By integrating the LR, RF, SVM, and Cox regression models, we developed a framework that captures both the probability and the timing of hospitalization. The LR and RF models identified symptoms such as abdominal pain and low platelet count as strong predictors of hospitalization risk, while the SVM model achieved competitive predictive performance (with lower interpretability). The time-varying Cox regression model also showed that these symptoms are associated with a higher instantaneous hazard (earlier hospitalization), with the magnitude modulated over time. In contrast, symptoms such as rash and (for substantial portions of the time course) retro-orbital pain and drowsiness were related to a lower short-term hazard, indicating less urgent progression. Despite offering valuable insights, our modeling has limitations. Reliance on reported cases may underestimate the true burden, particularly among migrant or underserved populations. The absence of finer-grained environmental predictors (for example, microclimate and household water storage) may limit predictive precision. Excluding records with very long delays (greater than \(15\) days) may also omit true late presenters, potentially skewing the tail behavior of delay distributions. Addressing these limitations in future work could improve accuracy and generalizability.
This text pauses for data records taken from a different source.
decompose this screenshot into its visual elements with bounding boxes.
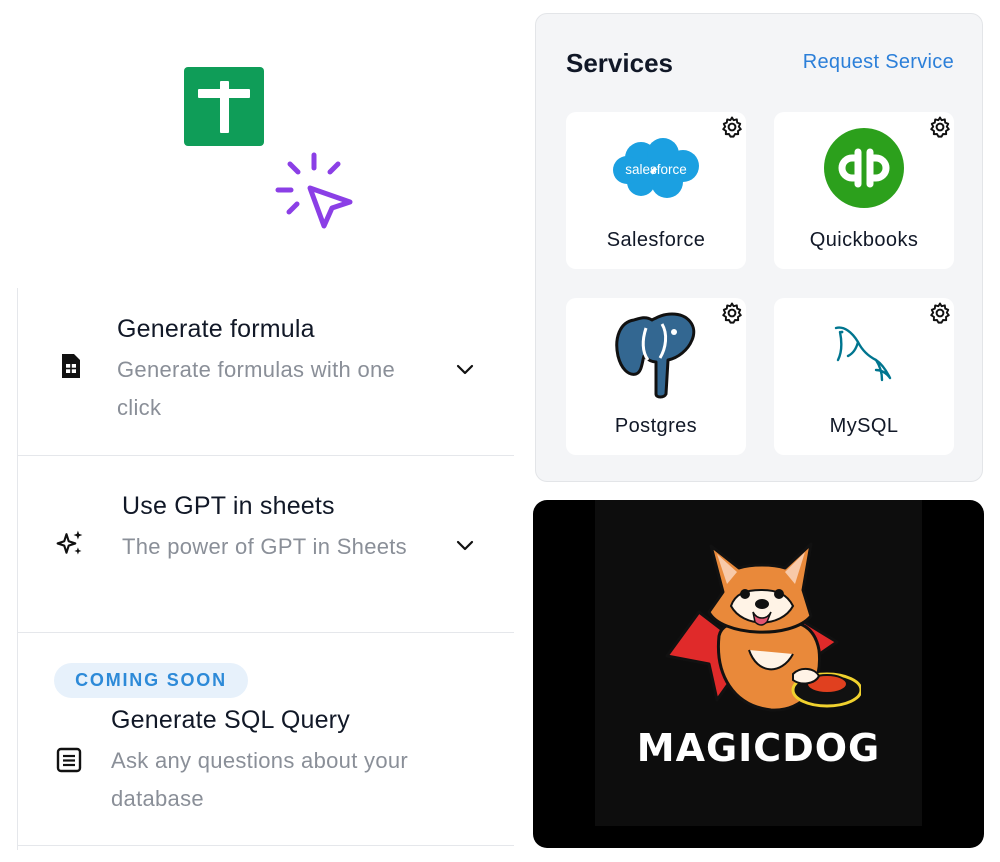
magicdog-banner: MAGICDOG bbox=[533, 500, 984, 848]
service-label: Postgres bbox=[614, 415, 698, 437]
request-service-link[interactable]: Request Service bbox=[803, 51, 954, 74]
feature-description: The power of GPT in Sheets bbox=[122, 534, 407, 559]
feature-title: Generate SQL Query bbox=[111, 706, 350, 734]
formula-sheet-icon bbox=[62, 354, 80, 378]
service-label: Salesforce bbox=[606, 229, 706, 251]
services-panel: Services Request Service salesforce Sale… bbox=[535, 13, 983, 482]
quickbooks-logo-icon bbox=[824, 128, 904, 208]
service-card-mysql[interactable]: MySQL bbox=[774, 298, 954, 455]
postgres-elephant-icon bbox=[615, 312, 696, 399]
svg-text:salesforce: salesforce bbox=[625, 162, 687, 177]
service-card-salesforce[interactable]: salesforce Salesforce bbox=[566, 112, 746, 269]
feature-description: Ask any questions about your database bbox=[111, 748, 409, 811]
gear-icon[interactable] bbox=[720, 301, 744, 325]
feature-item-generate-formula[interactable]: Generate formula Generate formulas with … bbox=[18, 288, 514, 456]
feature-title: Use GPT in sheets bbox=[122, 492, 335, 520]
services-title: Services bbox=[566, 48, 673, 78]
magicdog-artwork: MAGICDOG bbox=[595, 500, 922, 826]
chevron-down-icon[interactable] bbox=[455, 362, 475, 376]
google-sheets-logo-icon bbox=[184, 67, 264, 146]
service-card-postgres[interactable]: Postgres bbox=[566, 298, 746, 455]
feature-item-gpt-in-sheets[interactable]: Use GPT in sheets The power of GPT in Sh… bbox=[18, 456, 514, 633]
magicdog-wordmark: MAGICDOG bbox=[636, 726, 881, 770]
chevron-down-icon[interactable] bbox=[455, 538, 475, 552]
service-card-quickbooks[interactable]: Quickbooks bbox=[774, 112, 954, 269]
feature-item-sql-query[interactable]: COMING SOON Generate SQL Query Ask any q… bbox=[18, 633, 514, 846]
feature-description: Generate formulas with one click bbox=[117, 357, 396, 420]
salesforce-logo-icon: salesforce bbox=[613, 138, 699, 198]
gear-icon[interactable] bbox=[928, 115, 952, 139]
gear-icon[interactable] bbox=[928, 301, 952, 325]
service-label: Quickbooks bbox=[809, 229, 919, 251]
gear-icon[interactable] bbox=[720, 115, 744, 139]
feature-list: Generate formula Generate formulas with … bbox=[17, 288, 514, 850]
service-label: MySQL bbox=[829, 415, 899, 437]
document-lines-icon bbox=[56, 747, 82, 773]
feature-title: Generate formula bbox=[117, 315, 315, 343]
mysql-dolphin-icon bbox=[834, 326, 892, 382]
sparkles-icon bbox=[56, 530, 83, 555]
shiba-mascot-icon bbox=[665, 542, 861, 712]
cursor-click-icon bbox=[275, 152, 353, 229]
coming-soon-badge: COMING SOON bbox=[54, 663, 248, 698]
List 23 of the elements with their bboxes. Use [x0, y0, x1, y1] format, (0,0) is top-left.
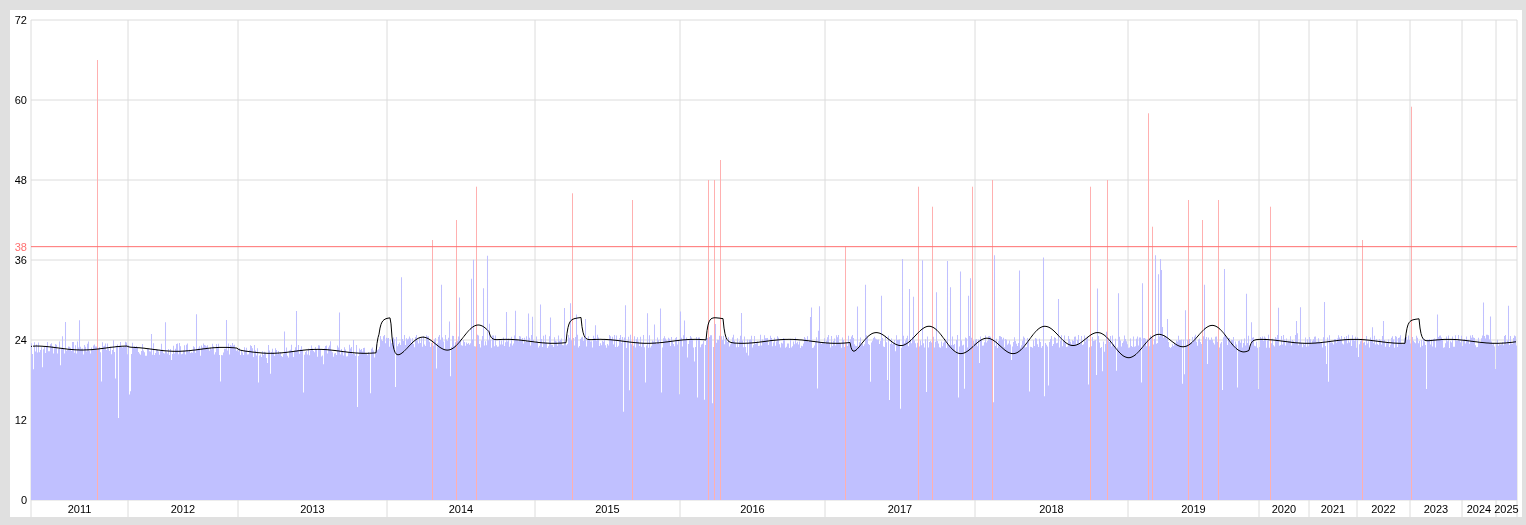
year-label: 2012 [170, 503, 196, 515]
year-label: 2018 [1039, 503, 1064, 515]
y-tick-label: 24 [14, 334, 27, 346]
year-label: 2021 [1320, 503, 1346, 515]
year-label: 2019 [1181, 503, 1206, 515]
year-label: 2016 [740, 503, 765, 515]
year-label: 2013 [300, 503, 325, 515]
y-tick-label: 72 [14, 14, 27, 26]
year-label: 2022 [1371, 503, 1396, 515]
year-label: 2015 [595, 503, 620, 515]
year-label: 2025 [1494, 503, 1519, 515]
year-label: 2024 [1466, 503, 1492, 515]
year-label: 2017 [887, 503, 913, 515]
y-tick-label: 12 [14, 414, 27, 426]
year-label: 2011 [67, 503, 92, 515]
year-label: 2014 [448, 503, 474, 515]
year-label: 2023 [1423, 503, 1449, 515]
y-tick-label: 36 [14, 254, 27, 266]
threshold-label: 38 [14, 240, 27, 253]
y-tick-label: 48 [14, 174, 27, 186]
y-tick-label: 60 [14, 94, 27, 106]
y-tick-label: 0 [20, 494, 27, 506]
year-label: 2020 [1271, 503, 1297, 515]
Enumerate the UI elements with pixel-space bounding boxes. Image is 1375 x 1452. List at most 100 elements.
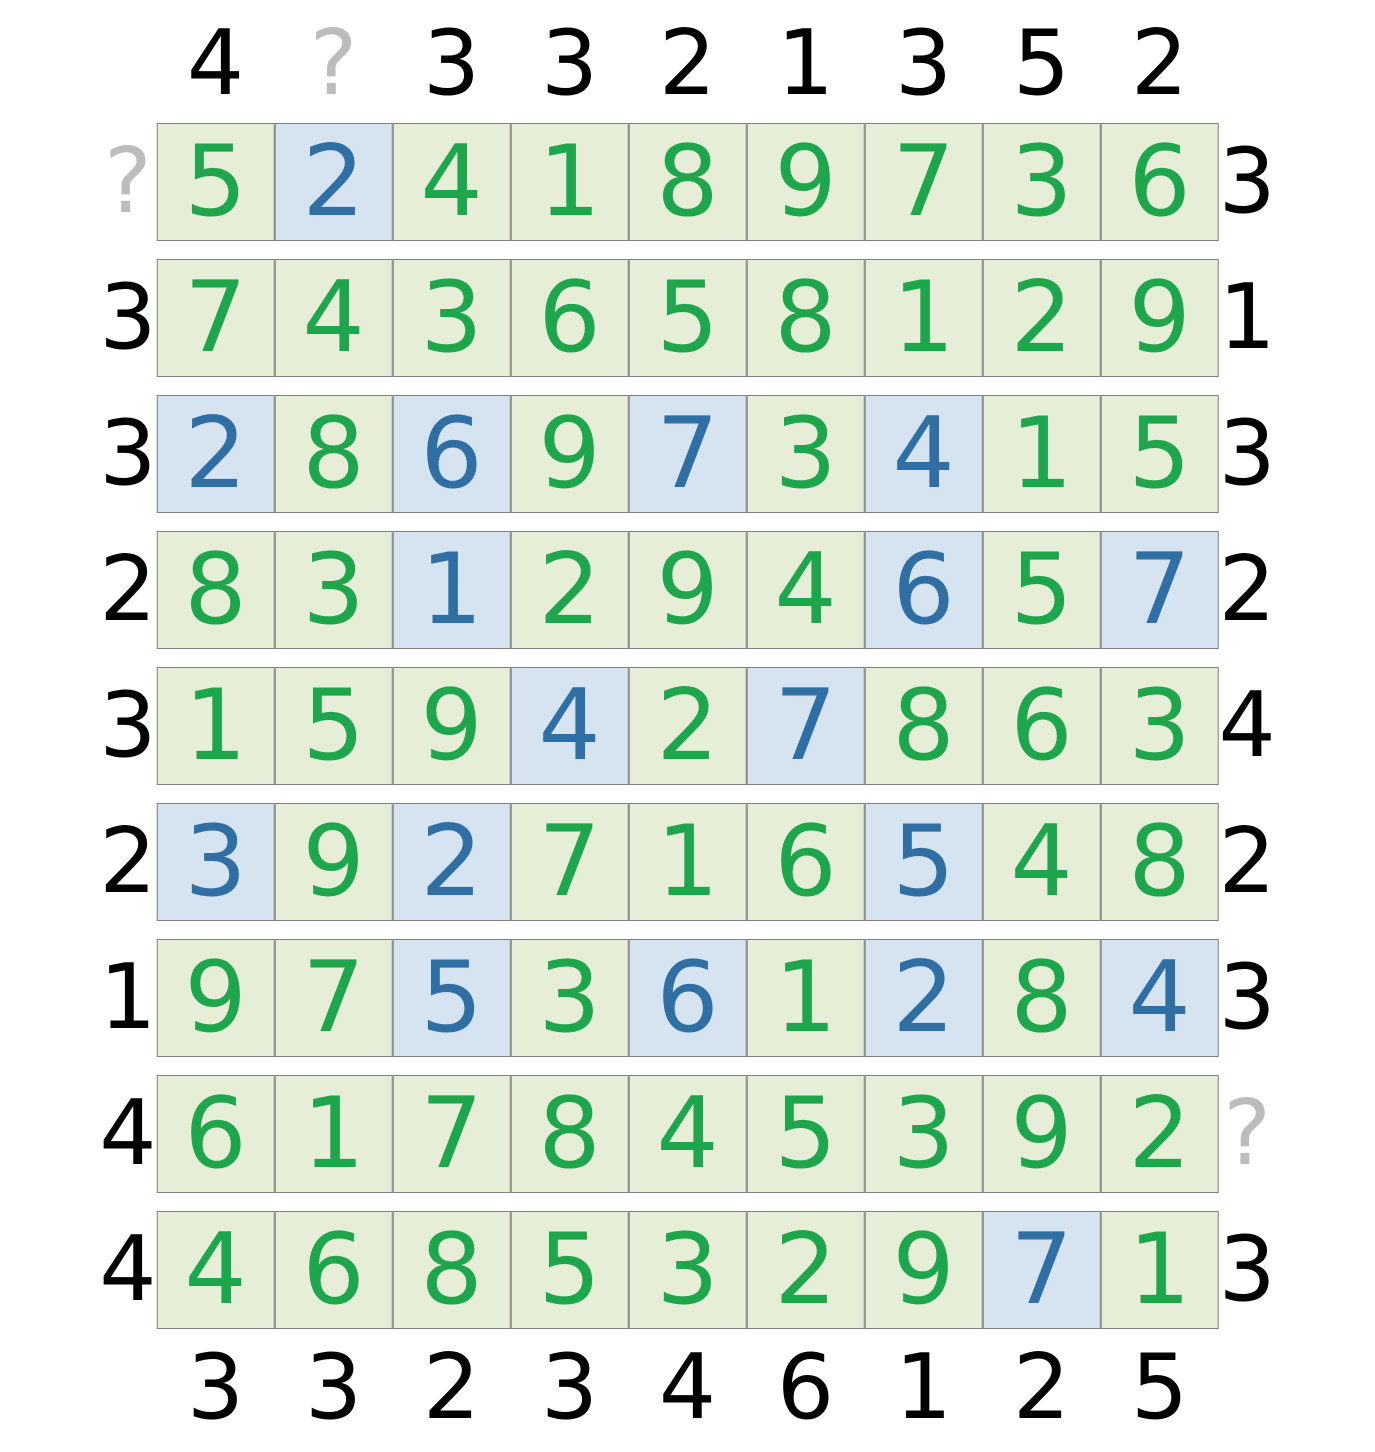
grid-cell-r2-c7[interactable]: 1 — [983, 395, 1101, 513]
grid-cell-r3-c8[interactable]: 7 — [1101, 531, 1219, 649]
grid-cell-r3-c1[interactable]: 3 — [275, 531, 393, 649]
grid-cell-r5-c1[interactable]: 9 — [275, 803, 393, 921]
grid-cell-r4-c6[interactable]: 8 — [865, 667, 983, 785]
grid-cell-r0-c3[interactable]: 1 — [511, 123, 629, 241]
grid-cell-r8-c8[interactable]: 1 — [1101, 1211, 1219, 1329]
grid-cell-r5-c4[interactable]: 1 — [629, 803, 747, 921]
grid-cell-r2-c1[interactable]: 8 — [275, 395, 393, 513]
grid-cell-r7-c2[interactable]: 7 — [393, 1075, 511, 1193]
clue-bottom-3: 3 — [541, 1335, 598, 1440]
grid-cell-r1-c3[interactable]: 6 — [511, 259, 629, 377]
grid-cell-r2-c6[interactable]: 4 — [865, 395, 983, 513]
grid-cell-r3-c4[interactable]: 9 — [629, 531, 747, 649]
grid-cell-r0-c7[interactable]: 3 — [983, 123, 1101, 241]
clue-bottom-7: 2 — [1013, 1335, 1070, 1440]
grid-cell-r5-c2[interactable]: 2 — [393, 803, 511, 921]
grid-cell-r8-c3[interactable]: 5 — [511, 1211, 629, 1329]
clue-left-8: 4 — [99, 1217, 156, 1322]
clue-right-0: 3 — [1219, 129, 1276, 234]
grid-cell-r5-c8[interactable]: 8 — [1101, 803, 1219, 921]
clue-bottom-6: 1 — [895, 1335, 952, 1440]
grid-cell-r1-c8[interactable]: 9 — [1101, 259, 1219, 377]
clue-left-2: 3 — [99, 401, 156, 506]
clue-right-3: 2 — [1219, 537, 1276, 642]
grid-cell-r3-c7[interactable]: 5 — [983, 531, 1101, 649]
grid-cell-r0-c1[interactable]: 2 — [275, 123, 393, 241]
grid-cell-r8-c7[interactable]: 7 — [983, 1211, 1101, 1329]
grid-cell-r5-c5[interactable]: 6 — [747, 803, 865, 921]
grid-cell-r7-c8[interactable]: 2 — [1101, 1075, 1219, 1193]
grid-cell-r5-c0[interactable]: 3 — [157, 803, 275, 921]
grid-cell-r0-c5[interactable]: 9 — [747, 123, 865, 241]
skyscrapers-puzzle: 4?3321352?524189736337436581291328697341… — [99, 14, 1276, 1438]
grid-cell-r8-c2[interactable]: 8 — [393, 1211, 511, 1329]
grid-cell-r6-c0[interactable]: 9 — [157, 939, 275, 1057]
grid-cell-r3-c2[interactable]: 1 — [393, 531, 511, 649]
grid-cell-r4-c0[interactable]: 1 — [157, 667, 275, 785]
grid-cell-r6-c5[interactable]: 1 — [747, 939, 865, 1057]
grid-cell-r1-c5[interactable]: 8 — [747, 259, 865, 377]
grid-cell-r1-c2[interactable]: 3 — [393, 259, 511, 377]
grid-cell-r7-c3[interactable]: 8 — [511, 1075, 629, 1193]
grid-cell-r8-c0[interactable]: 4 — [157, 1211, 275, 1329]
grid-cell-r2-c0[interactable]: 2 — [157, 395, 275, 513]
grid-cell-r2-c4[interactable]: 7 — [629, 395, 747, 513]
grid-cell-r4-c3[interactable]: 4 — [511, 667, 629, 785]
clue-right-5: 2 — [1219, 809, 1276, 914]
clue-left-7: 4 — [99, 1081, 156, 1186]
grid-cell-r6-c4[interactable]: 6 — [629, 939, 747, 1057]
grid-cell-r5-c6[interactable]: 5 — [865, 803, 983, 921]
clue-top-8: 2 — [1131, 11, 1188, 116]
grid-cell-r7-c0[interactable]: 6 — [157, 1075, 275, 1193]
grid-cell-r1-c1[interactable]: 4 — [275, 259, 393, 377]
clue-top-1: ? — [310, 11, 358, 116]
grid-cell-r0-c4[interactable]: 8 — [629, 123, 747, 241]
grid-cell-r1-c0[interactable]: 7 — [157, 259, 275, 377]
grid-cell-r4-c2[interactable]: 9 — [393, 667, 511, 785]
grid-cell-r4-c4[interactable]: 2 — [629, 667, 747, 785]
grid-cell-r5-c3[interactable]: 7 — [511, 803, 629, 921]
grid-cell-r4-c8[interactable]: 3 — [1101, 667, 1219, 785]
grid-cell-r0-c0[interactable]: 5 — [157, 123, 275, 241]
grid-cell-r1-c7[interactable]: 2 — [983, 259, 1101, 377]
grid-cell-r2-c2[interactable]: 6 — [393, 395, 511, 513]
clue-bottom-8: 5 — [1131, 1335, 1188, 1440]
grid-cell-r8-c5[interactable]: 2 — [747, 1211, 865, 1329]
grid-cell-r2-c8[interactable]: 5 — [1101, 395, 1219, 513]
grid-cell-r7-c5[interactable]: 5 — [747, 1075, 865, 1193]
grid-cell-r3-c6[interactable]: 6 — [865, 531, 983, 649]
grid-cell-r4-c7[interactable]: 6 — [983, 667, 1101, 785]
grid-cell-r7-c1[interactable]: 1 — [275, 1075, 393, 1193]
grid-cell-r3-c0[interactable]: 8 — [157, 531, 275, 649]
clue-right-7: ? — [1223, 1081, 1271, 1186]
grid-cell-r4-c5[interactable]: 7 — [747, 667, 865, 785]
grid-cell-r4-c1[interactable]: 5 — [275, 667, 393, 785]
grid-cell-r8-c6[interactable]: 9 — [865, 1211, 983, 1329]
grid-cell-r6-c6[interactable]: 2 — [865, 939, 983, 1057]
grid-cell-r8-c1[interactable]: 6 — [275, 1211, 393, 1329]
grid-cell-r3-c3[interactable]: 2 — [511, 531, 629, 649]
grid-cell-r5-c7[interactable]: 4 — [983, 803, 1101, 921]
grid-cell-r6-c2[interactable]: 5 — [393, 939, 511, 1057]
clue-top-4: 2 — [659, 11, 716, 116]
grid-cell-r1-c6[interactable]: 1 — [865, 259, 983, 377]
grid-cell-r7-c7[interactable]: 9 — [983, 1075, 1101, 1193]
grid-cell-r0-c2[interactable]: 4 — [393, 123, 511, 241]
clue-top-3: 3 — [541, 11, 598, 116]
grid-cell-r8-c4[interactable]: 3 — [629, 1211, 747, 1329]
grid-cell-r6-c8[interactable]: 4 — [1101, 939, 1219, 1057]
grid-cell-r6-c1[interactable]: 7 — [275, 939, 393, 1057]
grid-cell-r1-c4[interactable]: 5 — [629, 259, 747, 377]
grid-cell-r7-c4[interactable]: 4 — [629, 1075, 747, 1193]
grid-cell-r0-c8[interactable]: 6 — [1101, 123, 1219, 241]
grid-cell-r2-c3[interactable]: 9 — [511, 395, 629, 513]
grid-cell-r6-c3[interactable]: 3 — [511, 939, 629, 1057]
grid-cell-r7-c6[interactable]: 3 — [865, 1075, 983, 1193]
clue-left-3: 2 — [99, 537, 156, 642]
clue-top-7: 5 — [1013, 11, 1070, 116]
grid-cell-r6-c7[interactable]: 8 — [983, 939, 1101, 1057]
grid-cell-r3-c5[interactable]: 4 — [747, 531, 865, 649]
clue-left-1: 3 — [99, 265, 156, 370]
grid-cell-r2-c5[interactable]: 3 — [747, 395, 865, 513]
grid-cell-r0-c6[interactable]: 7 — [865, 123, 983, 241]
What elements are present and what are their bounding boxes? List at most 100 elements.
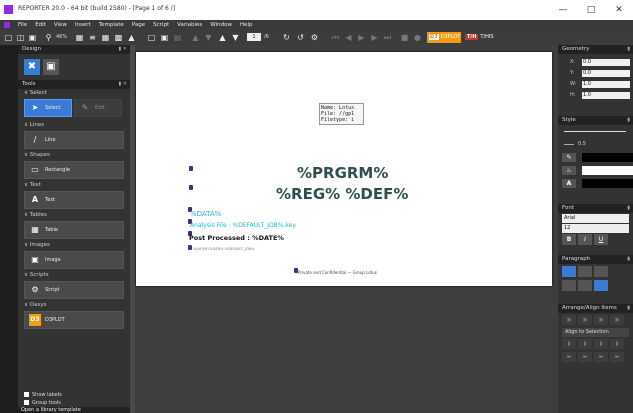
menu-variables[interactable]: Variables	[173, 22, 206, 28]
pen-icon[interactable]: ✎	[562, 153, 576, 162]
arrange-forward-icon[interactable]: ▣	[594, 315, 608, 325]
menu-file[interactable]: File	[14, 22, 31, 28]
align-right-button[interactable]	[594, 266, 608, 277]
font-size-select[interactable]: 12	[562, 224, 629, 233]
menu-script[interactable]: Script	[149, 22, 173, 28]
select-tool-button[interactable]: ➤ Select	[24, 99, 72, 117]
page-delete-icon[interactable]: ▤	[172, 32, 183, 43]
fill-bucket-icon[interactable]: ♨	[562, 166, 576, 175]
valign-bottom-button[interactable]	[594, 280, 608, 291]
align-bottom-edge-icon[interactable]: ▬	[594, 352, 608, 362]
line-style-row[interactable]	[558, 125, 633, 138]
record-icon[interactable]: ●	[412, 32, 423, 43]
app-menu-icon[interactable]	[4, 22, 10, 28]
underline-button[interactable]: U	[594, 234, 608, 245]
first-page-icon[interactable]: ⏮	[330, 32, 341, 43]
small-variable-text[interactable]: %AUTHFOLDER% %DEFAULT_JOB%	[193, 247, 254, 251]
page-copy-icon[interactable]: ▣	[159, 32, 170, 43]
zoom-icon[interactable]: ⚲	[43, 32, 54, 43]
bold-button[interactable]: B	[562, 234, 576, 245]
footer-text[interactable]: Private and Confidential — Group Lotus	[298, 270, 377, 275]
arrange-backward-icon[interactable]: ▣	[610, 315, 624, 325]
maximize-button[interactable]: □	[577, 0, 605, 20]
rectangle-tool-button[interactable]: ▭ Rectangle	[24, 161, 124, 179]
text-tool-button[interactable]: A Text	[24, 191, 124, 209]
select-grid-icon[interactable]: ▩	[113, 32, 124, 43]
category-oasys[interactable]: ∨ Oasys	[18, 301, 130, 310]
panel-close-icon[interactable]: ▮ ✕	[118, 45, 127, 54]
align-left-edge-icon[interactable]: ▮	[562, 339, 576, 349]
prev-page-icon[interactable]: ◀	[343, 32, 354, 43]
category-shapes[interactable]: ∨ Shapes	[18, 151, 130, 160]
distribute-h-icon[interactable]: ▮	[610, 339, 624, 349]
layout-grid-icon[interactable]: ▦	[100, 32, 111, 43]
close-button[interactable]: ✕	[605, 0, 633, 20]
pin-icon[interactable]: ▮	[627, 304, 630, 313]
save-icon[interactable]: ▣	[27, 32, 38, 43]
minimize-button[interactable]: —	[549, 0, 577, 20]
italic-button[interactable]: I	[578, 234, 592, 245]
refresh-icon[interactable]: ↻	[281, 32, 292, 43]
post-processed-text[interactable]: Post Processed : %DATE%	[189, 234, 284, 242]
move-up-icon[interactable]: ▲	[217, 32, 228, 43]
play-icon[interactable]: ▶	[356, 32, 367, 43]
align-top-icon[interactable]: ▲	[190, 32, 201, 43]
category-tables[interactable]: ∨ Tables	[18, 211, 130, 220]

In addition, regional differences—such as those observed between NS and Antioquia, or the influence of migratory inflows across the Venezuelan border—should be explicitly considered in future validation works, since they can shape both care-seeking behavior and hospitalization patterns.

Future research should examine co-circulation with other arboviruses, including chikungunya and Zika, given clinical overlap and planning implications. The delays were fitted using the lognormal and Weibull distributions⁶⁸. However, several studies indicate that a close competitor to these two distributions, named the Birnbaum-Saunders model, has often provided better fits to lifetime data^69,70,71. Therefore, the applicability of this distribution, as well as general multivariate regression frameworks, should be further examined^72,73, especially in projection pursuit-based procedures for both dimension reduction and anomaly detection in robust analytical survival models^74,75. Moreover, a bibliometric update of the literature is currently lacking, and its publication could improve the state of the art and inform additional lines of research⁷⁶. Incorporating real-time environmental data (for example, rainfall, temperature, vector indices) and conducting external validation with local recalibration can enhance outbreak forecasting and clinical triage tools.

In conclusion, our findings support public health authorities by showing how data-driven strategies can optimize resource allocation and improve clinical outcomes in DENV-endemic regions. Refining and expanding the predictive models presented in this study—while validating them externally—can strengthen health-system preparedness for evolving arboviral risks.